А если оно — сходство — не случайно? Заключен в нем смысл, намек, указание, что в действительности Бутов не существовал, был только будто бы?!Как же так «не существовал», если Глухово, Маяки, стихи?

«А ты припомни хоть одну строчку стихов! Припомни лицо Бутова. Не можешь ведь!» Снова два голоса спорили во мне, скоморошествовали, доводя чуть ли не до невменяемости. «А если именно стихи, даже больше всего иного, только «будто бы»?»

Девушка с золотистыми косами положила между тем на барьер толстую конторскую книгу и стала листать ее, повторяя:

— Ничего, ничего! Все окончится хорошо, только потерпите немного.

Не так ли причитала Тося, вытаскивая меня, раненного осколком снаряда в брюхо, на шинели из-под огня! И вообще было в этой девушке нечто сходное с Тосей; в этом ее обреченном каком-то и полном бесконечной жалости выражении лица.

— «Абрамов», — вслух читала кладбищенская девушка… — А вот и Бутов, участок номер… Она не успела договорить; она просто-напросто исчезла (куда уж проще, кто в наших

поколениях усомнится в естественности исчезновений?!) Там, за барьером, где только что она стояла, теперь утвердился ночной мой «знакомец» — тот, в дубленке. Склонившись над развернутой конторской книгой, так что плотная тень затемняла белые страницы, делала строки почти неразличимо размывчивыми, он быстро-быстро отвратительной этой сбивчивой скороговоркой бормотал:

— Абрамов есть — признаю. И Вьюнков имеется. А Бутов где? Сами убедитесь!

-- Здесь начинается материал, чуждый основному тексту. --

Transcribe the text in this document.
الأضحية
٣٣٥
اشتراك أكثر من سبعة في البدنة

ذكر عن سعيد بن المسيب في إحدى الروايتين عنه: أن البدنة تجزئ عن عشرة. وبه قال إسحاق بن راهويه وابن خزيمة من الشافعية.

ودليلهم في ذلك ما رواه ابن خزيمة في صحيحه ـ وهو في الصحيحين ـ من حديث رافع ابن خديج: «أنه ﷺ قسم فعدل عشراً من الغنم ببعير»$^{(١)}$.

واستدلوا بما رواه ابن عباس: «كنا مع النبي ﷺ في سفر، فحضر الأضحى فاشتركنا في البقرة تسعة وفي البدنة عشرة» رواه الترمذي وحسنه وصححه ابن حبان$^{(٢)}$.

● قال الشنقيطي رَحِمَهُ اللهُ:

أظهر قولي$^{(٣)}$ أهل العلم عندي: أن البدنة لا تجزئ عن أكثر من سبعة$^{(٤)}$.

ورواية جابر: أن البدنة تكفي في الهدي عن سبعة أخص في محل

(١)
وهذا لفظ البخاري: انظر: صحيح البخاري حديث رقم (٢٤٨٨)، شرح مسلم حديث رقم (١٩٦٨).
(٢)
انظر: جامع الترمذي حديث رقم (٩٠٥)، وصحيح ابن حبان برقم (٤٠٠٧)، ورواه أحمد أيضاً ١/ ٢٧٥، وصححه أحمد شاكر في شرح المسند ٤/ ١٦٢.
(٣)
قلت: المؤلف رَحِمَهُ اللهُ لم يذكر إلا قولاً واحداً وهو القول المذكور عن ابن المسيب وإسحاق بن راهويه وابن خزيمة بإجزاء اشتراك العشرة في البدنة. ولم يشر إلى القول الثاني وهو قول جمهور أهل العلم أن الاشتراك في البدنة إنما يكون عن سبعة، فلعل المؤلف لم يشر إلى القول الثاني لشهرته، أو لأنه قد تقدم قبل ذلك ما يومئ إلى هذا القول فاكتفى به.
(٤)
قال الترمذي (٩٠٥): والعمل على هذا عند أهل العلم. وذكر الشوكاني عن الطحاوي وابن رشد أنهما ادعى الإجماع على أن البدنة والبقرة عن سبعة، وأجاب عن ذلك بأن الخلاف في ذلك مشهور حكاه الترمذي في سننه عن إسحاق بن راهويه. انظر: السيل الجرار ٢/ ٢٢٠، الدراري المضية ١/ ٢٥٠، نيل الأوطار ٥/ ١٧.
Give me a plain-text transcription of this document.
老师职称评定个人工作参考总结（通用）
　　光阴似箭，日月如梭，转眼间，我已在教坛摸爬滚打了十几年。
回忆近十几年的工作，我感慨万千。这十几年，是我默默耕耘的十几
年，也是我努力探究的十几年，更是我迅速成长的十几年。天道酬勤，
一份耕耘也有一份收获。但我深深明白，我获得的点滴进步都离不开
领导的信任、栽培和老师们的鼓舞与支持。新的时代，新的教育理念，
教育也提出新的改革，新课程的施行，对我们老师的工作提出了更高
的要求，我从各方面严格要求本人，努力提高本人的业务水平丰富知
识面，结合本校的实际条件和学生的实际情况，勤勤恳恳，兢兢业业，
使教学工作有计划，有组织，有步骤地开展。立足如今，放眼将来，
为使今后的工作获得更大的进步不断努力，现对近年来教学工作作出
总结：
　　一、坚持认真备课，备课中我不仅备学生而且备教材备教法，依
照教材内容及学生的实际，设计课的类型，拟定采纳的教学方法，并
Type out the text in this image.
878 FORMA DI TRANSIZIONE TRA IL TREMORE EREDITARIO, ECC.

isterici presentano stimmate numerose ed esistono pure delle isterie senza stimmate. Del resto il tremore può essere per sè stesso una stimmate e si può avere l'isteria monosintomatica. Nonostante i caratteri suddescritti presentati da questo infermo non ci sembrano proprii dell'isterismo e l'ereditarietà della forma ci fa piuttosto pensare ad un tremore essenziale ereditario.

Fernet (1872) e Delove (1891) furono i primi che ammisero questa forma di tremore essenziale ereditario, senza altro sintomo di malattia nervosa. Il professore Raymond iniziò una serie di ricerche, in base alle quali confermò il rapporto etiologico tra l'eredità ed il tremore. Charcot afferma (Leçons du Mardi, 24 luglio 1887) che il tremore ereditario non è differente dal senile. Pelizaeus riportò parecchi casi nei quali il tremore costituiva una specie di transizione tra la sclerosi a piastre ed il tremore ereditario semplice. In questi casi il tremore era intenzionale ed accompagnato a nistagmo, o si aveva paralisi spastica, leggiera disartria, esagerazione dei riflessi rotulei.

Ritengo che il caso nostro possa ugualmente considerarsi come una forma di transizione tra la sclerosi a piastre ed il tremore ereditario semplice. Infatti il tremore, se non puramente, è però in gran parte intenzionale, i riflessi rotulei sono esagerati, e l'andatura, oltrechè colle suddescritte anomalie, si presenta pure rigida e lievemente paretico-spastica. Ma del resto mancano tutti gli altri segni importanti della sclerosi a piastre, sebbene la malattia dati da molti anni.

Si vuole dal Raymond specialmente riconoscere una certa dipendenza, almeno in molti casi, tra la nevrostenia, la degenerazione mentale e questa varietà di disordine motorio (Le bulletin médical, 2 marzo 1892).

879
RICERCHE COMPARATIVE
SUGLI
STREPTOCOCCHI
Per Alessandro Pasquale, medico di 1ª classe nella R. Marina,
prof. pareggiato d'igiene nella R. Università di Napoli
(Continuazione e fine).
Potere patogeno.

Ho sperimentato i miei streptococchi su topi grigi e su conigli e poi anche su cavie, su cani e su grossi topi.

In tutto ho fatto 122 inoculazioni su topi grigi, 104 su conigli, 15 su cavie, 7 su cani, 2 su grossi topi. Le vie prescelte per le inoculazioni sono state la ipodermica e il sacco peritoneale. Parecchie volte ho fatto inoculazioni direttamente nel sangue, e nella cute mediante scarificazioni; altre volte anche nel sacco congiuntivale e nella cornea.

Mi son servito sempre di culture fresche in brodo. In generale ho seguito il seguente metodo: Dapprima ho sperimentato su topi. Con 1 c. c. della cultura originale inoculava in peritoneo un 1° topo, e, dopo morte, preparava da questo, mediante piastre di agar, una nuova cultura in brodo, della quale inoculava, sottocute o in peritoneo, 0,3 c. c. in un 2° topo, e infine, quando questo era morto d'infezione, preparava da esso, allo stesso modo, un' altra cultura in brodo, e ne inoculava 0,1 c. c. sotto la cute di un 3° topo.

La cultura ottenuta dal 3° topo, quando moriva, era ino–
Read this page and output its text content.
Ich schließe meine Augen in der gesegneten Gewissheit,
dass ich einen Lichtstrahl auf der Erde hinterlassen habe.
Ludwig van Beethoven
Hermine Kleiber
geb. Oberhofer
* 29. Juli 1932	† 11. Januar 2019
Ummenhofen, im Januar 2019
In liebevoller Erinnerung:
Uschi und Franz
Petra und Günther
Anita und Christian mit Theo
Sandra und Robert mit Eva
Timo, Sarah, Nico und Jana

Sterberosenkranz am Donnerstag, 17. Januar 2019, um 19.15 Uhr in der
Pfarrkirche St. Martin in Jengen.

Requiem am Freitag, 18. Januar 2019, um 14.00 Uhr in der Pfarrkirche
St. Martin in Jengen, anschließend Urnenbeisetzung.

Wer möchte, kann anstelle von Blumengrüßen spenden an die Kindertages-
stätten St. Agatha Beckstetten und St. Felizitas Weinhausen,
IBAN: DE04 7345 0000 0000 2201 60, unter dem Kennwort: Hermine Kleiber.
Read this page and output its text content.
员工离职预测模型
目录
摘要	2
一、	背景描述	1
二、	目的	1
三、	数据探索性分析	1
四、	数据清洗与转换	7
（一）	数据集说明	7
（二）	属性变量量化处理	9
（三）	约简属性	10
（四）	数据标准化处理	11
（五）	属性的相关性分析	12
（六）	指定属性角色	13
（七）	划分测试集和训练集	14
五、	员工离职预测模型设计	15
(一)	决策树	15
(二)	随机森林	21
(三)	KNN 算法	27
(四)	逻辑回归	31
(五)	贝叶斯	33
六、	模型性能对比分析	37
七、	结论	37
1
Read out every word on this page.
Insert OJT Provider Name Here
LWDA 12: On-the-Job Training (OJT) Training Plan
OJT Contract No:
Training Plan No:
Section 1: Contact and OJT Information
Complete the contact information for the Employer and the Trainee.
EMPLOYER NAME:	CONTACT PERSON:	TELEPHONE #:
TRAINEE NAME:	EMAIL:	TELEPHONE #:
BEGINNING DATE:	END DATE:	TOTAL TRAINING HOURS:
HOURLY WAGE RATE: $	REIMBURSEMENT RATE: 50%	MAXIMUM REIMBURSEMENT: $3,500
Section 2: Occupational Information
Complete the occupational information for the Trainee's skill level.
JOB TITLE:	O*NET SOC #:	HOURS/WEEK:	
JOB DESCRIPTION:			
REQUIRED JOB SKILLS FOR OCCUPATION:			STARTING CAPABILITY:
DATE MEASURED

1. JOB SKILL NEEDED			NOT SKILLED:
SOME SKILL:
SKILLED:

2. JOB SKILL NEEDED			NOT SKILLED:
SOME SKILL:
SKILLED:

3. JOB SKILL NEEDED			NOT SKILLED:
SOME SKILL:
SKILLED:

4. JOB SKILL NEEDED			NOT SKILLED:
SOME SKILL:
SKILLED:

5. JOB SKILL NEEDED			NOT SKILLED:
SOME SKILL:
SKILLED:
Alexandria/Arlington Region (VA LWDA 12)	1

Я изо всех сил вглядывался в конторскую книгу и теперь увидел, что между страницами — неровный краешек вырванного листа. А вот и лист — скомканный, будто жеванный, валяется на полу.

А тот, в дубленке, тем временем ухватив меня своими железными руками за шею, пригибал к кладбищенской книге. Будто намеревался — если только я не найду, и притом сейчас же, какую-то живую силу в себе или постороннюю защиту (даже если такая защита есть и лишь запаздывает), — будто хотел вдавить меня, впечатать в страницы книги на веки вечные, вшить в нее, как вшивают бумаги скоросшивателем.

Тогда что же? Конец!

— Да вы просто наглый мошенник, — собрав все силы и вырвавшись, наконец, крикнул я.

— Как то есть «мошенник»? В каких смыслах прикажете понимать?

— Именно наглый мошенник! Вор, вот вы кто. Наплели три короба, будто матушка умирает, выхватили билет и ищи ветра в поле.

— Как же возможно, чтобы матушка Евфросиния Мокеевна кончались, если это ей совсем даже не положено?! Что в другую сферу удалились — верно! Так вернется ведь. И как возможно, чтобы «выхватить билет»; вы, если не ошибаюсь, со станции Менделееве по научной части, а я безвыездно тут, по похоронной части. Какое же могло быть между нами общение, а тем более в насильственном смысле! Кладбище новое, даже из самого названия следует; за всем присмотри, «хозяйский глазок — смотрок». Душеньки только еще прибывают. Иные своей волей, а иным приходится дорожку показывать, за ручку вести да еще, извините, в задок подталкивать; не грубо, со всей вежливостью, а приходится. И на шоссе щит. Не изволили заметить? Жаль! «Добро пожаловать» — вот какой щиток.

Барак был пуст, но со всех сторон слышалось — глухо, однотонно: «Да, да, да…» Как эхо, но это не было эхом; барак был пуст и одновременно битком набит — точнее разъяснить не могу. И я вдруг понял, что важнее всего вырваться из барака. Тем более что время ведь движется. И Бутов меня ждет.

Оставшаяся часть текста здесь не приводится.